Archives pour la catégorie Roman

Et brûlent les enfances de Virginie Noar. Les Pérégrines. 🟩🟩🟩🟩🟩

Et brûlent les enfances

Virginie Noar

Les Pérégrines

ISBN : 979 – 1 – 02520 – 673 – 7 Août 2025

222 pages

Et brûlent les enfances de Virginie Noar est un coup de poing, un coup de coeur. Et brûlent les enfances, raconte la réalité d’une famille rattrapée par des renoncements, des cruautés. Et Virginie Noar nous délivre cela à hauteur d’enfant.

Alice, enfant de huit ans à l’époque, nous rapporte un récit à la mémoire incomplète. Alice est la narratrice principale.
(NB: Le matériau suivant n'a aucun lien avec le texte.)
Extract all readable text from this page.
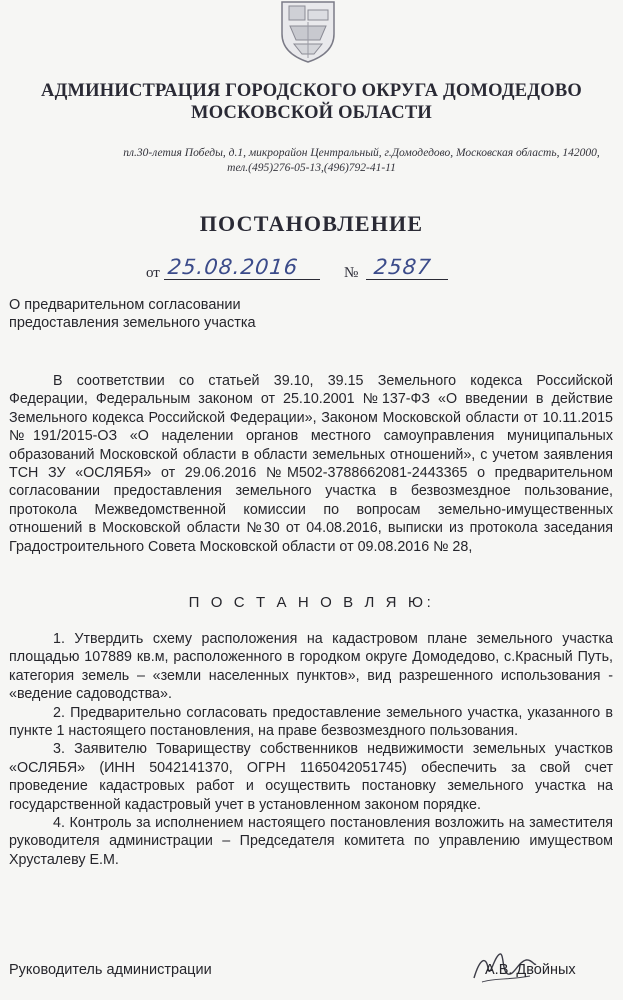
АДМИНИСТРАЦИЯ ГОРОДСКОГО ОКРУГА ДОМОДЕДОВО
МОСКОВСКОЙ ОБЛАСТИ
пл.30-летия Победы, д.1, микрорайон Центральный, г.Домодедово, Московская область, 142000,
тел.(495)276-05-13,(496)792-41-11
ПОСТАНОВЛЕНИЕ
от 25.08.2016	№ 2587
О предварительном согласовании
предоставления земельного участка

В соответствии со статьей 39.10, 39.15 Земельного кодекса Российской Федерации, Федеральным законом от 25.10.2001 №137-ФЗ «О введении в действие Земельного кодекса Российской Федерации», Законом Московской области от 10.11.2015 №191/2015-ОЗ «О наделении органов местного самоуправления муниципальных образований Московской области в области земельных отношений», с учетом заявления ТСН ЗУ «ОСЛЯБЯ» от 29.06.2016 №М502-3788662081-2443365 о предварительном согласовании предоставления земельного участка в безвозмездное пользование, протокола Межведомственной комиссии по вопросам земельно-имущественных отношений в Московской области №30 от 04.08.2016, выписки из протокола заседания Градостроительного Совета Московской области от 09.08.2016 № 28,

П О С Т А Н О В Л Я Ю:

1. Утвердить схему расположения на кадастровом плане земельного участка площадью 107889 кв.м, расположенного в городком округе Домодедово, с.Красный Путь, категория земель – «земли населенных пунктов», вид разрешенного использования - «ведение садоводства».

2. Предварительно согласовать предоставление земельного участка, указанного в пункте 1 настоящего постановления, на праве безвозмездного пользования.

3. Заявителю Товариществу собственников недвижимости земельных участков «ОСЛЯБЯ» (ИНН 5042141370, ОГРН 1165042051745) обеспечить за свой счет проведение кадастровых работ и осуществить постановку земельного участка на государственной кадастровый учет в установленном законом порядке.

4. Контроль за исполнением настоящего постановления возложить на заместителя руководителя администрации – Председателя комитета по управлению имуществом Хрусталеву Е.М.

Руководитель администрации	А.В. Двойных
Il existe un autre narrateur. Celui-ci est un regard, un oeil, une photographie.

Ce regard, cet oeil vont régulièrement planter le décor : une chambre, un bureau, les détails d’une cuisine et puis une carte postale de la tour Eiffel.

Dans cette chambre Alice y cache ses silences. Dans un coin de la chambre, son petit frère dort. Alica a deux petits frères, Baptiste et Samy. Dans cet appartement populaire, il y a aussi Annick, la maman. Celle-ci a quitté son mari, et est partie avec ses trois enfants pour cet appartement populaire.

Un jour, Annick présente à ses enfants Adama. Alice et ses frères l’accueillent avec joie et espoir. Et puis arrive la naissance de Marie et Alice, qui nous dit : « Avant Marie, la vie ressemblait à une errance infinie sur terrain vague, grands espaces et pâle caillasse. Certain de trouver quelque chose de valable au bout du chemin rocailleux, je ne rêvais qu’à cette petite soeur qui viendrait un jour ou l’autre embellir les ennuis. Au fond, il s’agissait sûrement du désir de conserver l’enfance, paradis perdu et tout le tintouin, acte désespéré contre le temps déployant à toute vitesse ses emmerdes et ses rides. »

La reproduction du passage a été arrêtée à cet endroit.